There are many positive reasons to purchase a used vehicle instead of a new vehicle, but a lower financial investment is usually the number one reason. Since the used vehicle market isn't tightly regulated and certain risk factors are involved in the purchase of a used vehicle, consumers often seem to take a leap of faith when making the big purchase. Without even realizing, a buyer could have purchased the vehicle of their dreams just by doing a little extra research and some smart shopping. But all too often, this isn't the case.
How great is the actual risk associated with purchasing a used vehicle? The answer depends on three main factors. First: who are you buying the vehicle from? Second: how much do you know about the history of the vehicle? Third: what is the current condition of the vehicle?
There are several common mistakes that can make your shopping experience result in a bad vehicle, a bad experience, or both. Awareness of these common mistakes goes a long way toward making your used vehicle shopping experience a positive one.
Here are five of the most common mistakes people make when purchasing a used vehicle:
1. NOT RESEARCHING THE SELLER & THE VEHICLE
Today, research is as easy as pulling out a smart phone. Yet many shoppers consistently fail to research the vehicles, as well as the sellers, they are considering. An online search can offer a wealth of information from seller reviews to common mechanical problems associated with the vehicle you are considering. Dealers who consistently sell poor quality vehicles and provide poor customer service can be quickly uncovered through simple research. You can also determine average prices for vehicles in your area which can give you knowledge and negotiating leverage.
2. NOT OBTAINING A VEHICLE HISTORY REPORT
When purchasing a used vehicle, you should always run a vehicle history report, such as a Carfax or Autocheck report. Even the most trustworthy appearing seller might be trying to hide an accident, flood damage, or an odometer rollback. If you aren't particularly concerned about these things, you can be sure that other buyers will be, and that will hinder your ability to re-sell the vehicle when the time comes.
3. NOT GETTING A THOROUGH MECHANICAL & MAINTENANCE INSPECTION
Modern vehicles are incredibly complex. Multiple systems such as the air conditioning, heater, lights, computer, heated seats, wipers and other accessories, as well as countless engine and body components, must all function properly while simultaneously moving you safely and comfortably down the road. With so many systems and components, a mechanical and maintenance inspection is a necessity and should not be considered optional. The inspection should be thorough, and should be completed by an independent, third-party mechanic NOT employed or associated with the seller or dealer. The used car dealer or seller should give you a copy of the inspection report, or the report should be accessible online. Do not settle for any inspection completed by the dealership or seller's own mechanic as this may cause conflicts of interest, and you cannot be sure the inspection is unbiased.

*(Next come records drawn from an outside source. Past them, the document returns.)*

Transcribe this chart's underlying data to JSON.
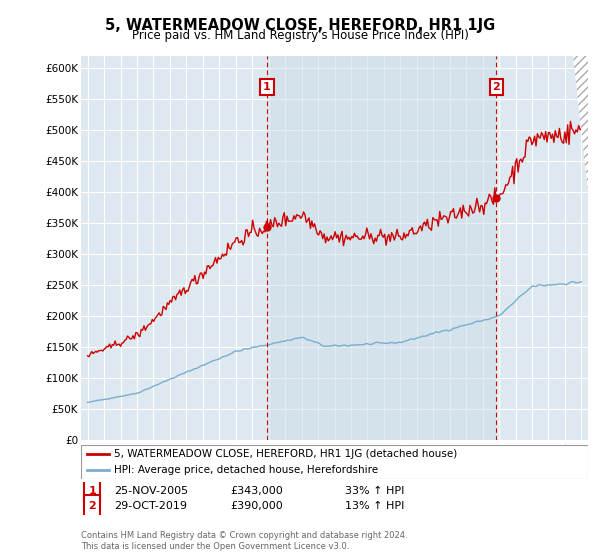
{
  "title": "5, WATERMEADOW CLOSE, HEREFORD, HR1 1JG",
  "subtitle": "Price paid vs. HM Land Registry's House Price Index (HPI)",
  "ylabel_ticks": [
    "£0",
    "£50K",
    "£100K",
    "£150K",
    "£200K",
    "£250K",
    "£300K",
    "£350K",
    "£400K",
    "£450K",
    "£500K",
    "£550K",
    "£600K"
  ],
  "ylim": [
    0,
    620000
  ],
  "ytick_vals": [
    0,
    50000,
    100000,
    150000,
    200000,
    250000,
    300000,
    350000,
    400000,
    450000,
    500000,
    550000,
    600000
  ],
  "t1": 2005.9,
  "t2": 2019.83,
  "price1": 343000,
  "price2": 390000,
  "legend_line1": "5, WATERMEADOW CLOSE, HEREFORD, HR1 1JG (detached house)",
  "legend_line2": "HPI: Average price, detached house, Herefordshire",
  "footer1": "Contains HM Land Registry data © Crown copyright and database right 2024.",
  "footer2": "This data is licensed under the Open Government Licence v3.0.",
  "line_color": "#cc0000",
  "hpi_color": "#7aadcf",
  "vline_color": "#cc0000",
  "bg_color": "#dde8f0",
  "highlight_color": "#ccdde8",
  "grid_color": "#ffffff",
  "annotation_box_color": "#cc0000",
  "date_str1": "25-NOV-2005",
  "date_str2": "29-OCT-2019",
  "pct1": "33% ↑ HPI",
  "pct2": "13% ↑ HPI"
}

4. NOT TAKING A THOROUGH TEST DRIVE
Some drivers may know instantly that they like a vehicle. However, a test drive is absolutely necessary to discover certain issues and potential problems. Unusual noises in the suspension, alignment issues, engine and transmission performance issues, brake problems and more, can all be discovered during a test drive. Always take a thorough test drive before signing any paperwork. The pre-purchase inspection should include a thorough test drive, as well. The test drive should include various speeds, road conditions, and braking conditions. The driver should inspect the gauges, operate the windshield wipers/washers, and heater and air conditioning systems, and get a general feel for the overall operation and performance of the vehicle while it is being driven.
5. FALLING IN LOVE WITH THE VEHICLE TOO SOON
Used car sales representatives, no matter how nice and friendly they may be, are trained to do one thing: sell you a vehicle. If you fall in love with a vehicle before you purchase it, and if you show the seller you have fallen in love with the vehicle, you are unlikely to get the best possible deal. Keeping your emotions under control will help you when the time comes to negotiate and seal the deal. While it might be hard, try to contain your excitement until you have reached an agreement on the price, or preferably until you are safely driving away in your new vehicle. Then you can be as joyful as you'd like.
While risk can never be completely eliminated from a used vehicle purchase, there are things you can do to reduce the chance of getting stuck in a vehicle with hidden problems. Remember: Gather as much information as possible, including researching the seller as well as the vehicle; Find out the vehicle's history; Have the vehicle inspected by an independent, third-party mechanic not associated with the seller; Test drive the vehicle; And finally, contain your emotions until you have completed items one through four and have successfully made the purchase.
These steps require minimum effort but can result in maximum reward. Following these guidelines will make your used vehicle purchase experience a positive one and will keep you on the road for years to come.